Shannon Murphy, Managing Director and Head of Strategic Content at Jefferies, delves into the evolving market landscape for American hedge funds. With funds overseeing a record number of assets and market-wide volatility on the rise, fund managers are confronted with an array of new challenges and opportunities. Murphy examines the industry’s potential for continued growth, emphasizing the importance of agility and adaptability amid turbulent conditions.
2023 marks a fascinating inflection point for the hedge fund industry. There are approximately 8000 hedge funds today, which is essentially the same number we had a decade ago, but they are managing nearly double the assets. This makes for a pretty competitive landscape as firms vie for that incremental dollar.
This competitive environment emerges just as our investing landscape undergoes a period of transition. Allocators are revisiting their portfolios, deciding how to position themselves for the next five to ten years. It’s a very exciting time for funds who can manage volatility across cycles. A lot of these partnerships are being renewed, refreshed, and rebuilt for the next decade.
As allocators revisit their portfolios, the industry now has a four-year track record of solid performance, outperformance, and capital protection. First, we saw three years of double digit performance, the first time that that’s happened since the late nineties. Then, last year, hedge funds protected for the best time in 15 years, all during a period when the VIX traded above its historic average 95% of trading days. These are the sort of numbers that make me really excited about new leaders on both sides of the aisle: new managers and new allocators.
As managers go back to the basics, this environment almost becomes ‘P&L 101’. How does what you’re bringing in match what you need – not just this year, but in 2024 and 2025, too? Hedge funds can massively outperform the indices (as we saw last year), but maintaining a stable and agile business requires one to strike an appropriate balance with incentive and management fees.
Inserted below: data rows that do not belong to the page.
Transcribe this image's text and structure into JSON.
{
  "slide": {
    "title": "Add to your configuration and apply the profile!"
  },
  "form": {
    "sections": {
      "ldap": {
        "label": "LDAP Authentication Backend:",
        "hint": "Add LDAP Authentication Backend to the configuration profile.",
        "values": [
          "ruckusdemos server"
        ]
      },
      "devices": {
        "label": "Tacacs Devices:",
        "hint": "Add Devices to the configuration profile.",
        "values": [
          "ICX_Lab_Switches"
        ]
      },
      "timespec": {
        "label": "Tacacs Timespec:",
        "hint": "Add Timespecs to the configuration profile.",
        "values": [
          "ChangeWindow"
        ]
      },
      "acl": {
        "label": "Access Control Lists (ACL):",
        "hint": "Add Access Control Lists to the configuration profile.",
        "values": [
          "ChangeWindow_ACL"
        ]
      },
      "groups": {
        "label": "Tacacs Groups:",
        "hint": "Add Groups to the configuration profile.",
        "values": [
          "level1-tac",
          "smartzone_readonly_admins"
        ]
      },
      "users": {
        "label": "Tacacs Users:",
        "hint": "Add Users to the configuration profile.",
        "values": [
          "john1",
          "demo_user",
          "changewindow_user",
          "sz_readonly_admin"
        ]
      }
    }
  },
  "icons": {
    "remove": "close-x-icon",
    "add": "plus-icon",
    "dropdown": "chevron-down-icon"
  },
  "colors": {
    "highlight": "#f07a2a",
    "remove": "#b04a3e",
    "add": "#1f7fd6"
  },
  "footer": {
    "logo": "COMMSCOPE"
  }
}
Periods of transition herald a lot of opportunity. If you’re a manager that is willing to revisit your assumptions, you can create new muscle memory by adapting to a new investing regime. Every generation goes through this, and there’s a dichotomy between those who have lived through an economic transition and those for whom this is a first. It’s critical to build a strong foundation, but also build agility into your organization, your investment process, and your risk management process.
Today’s market can be summarized with one word: rates. The industry needs to remember the implications of a rising rate environment for their businesses, their portfolio companies, and counterparties. Managers must assess their competitive position and ability to invest in talent, capitalize on dislocations and opportunities, and utilize new assets, investing processes, risk management frameworks, and data sets.
We’re operating in a period of new market circumstances and strange contradictions. In just the first 100 days of the year, we have had the biggest and fastest bank runs of all time. We’ve had historic intraday volatility, and yet, certain indices like the Nasdaq are having a very strong run. Amid these conditions, it’s critical to treat your partners as a sounding board.
The hedge fund industry experienced slow growth over the past decade. In some cases, organic performance was muted, but in other instances, firms showcased how they built the dominant $4 trillion industry we see today. Last year, we saw $55 billion in outflows, but those redemptions slowed in the fourth quarter and that’s typically when they accelerate the most. As we look forward, I feel optimistic that this could be the decade when hedge funds truly shine.
Survivors of the last decade are poised to take calculated risks and adeptly navigate volatility that challenges other asset classes. As transitions inherently create winners and losers, this decade will forge new household names. As we look to what comes next, two qualities will be critically important: imagination and efficiency. Funds must embrace both if they hope to successfully maneuver this new environment while capitalizing on fresh opportunities and forming new alliances along the way.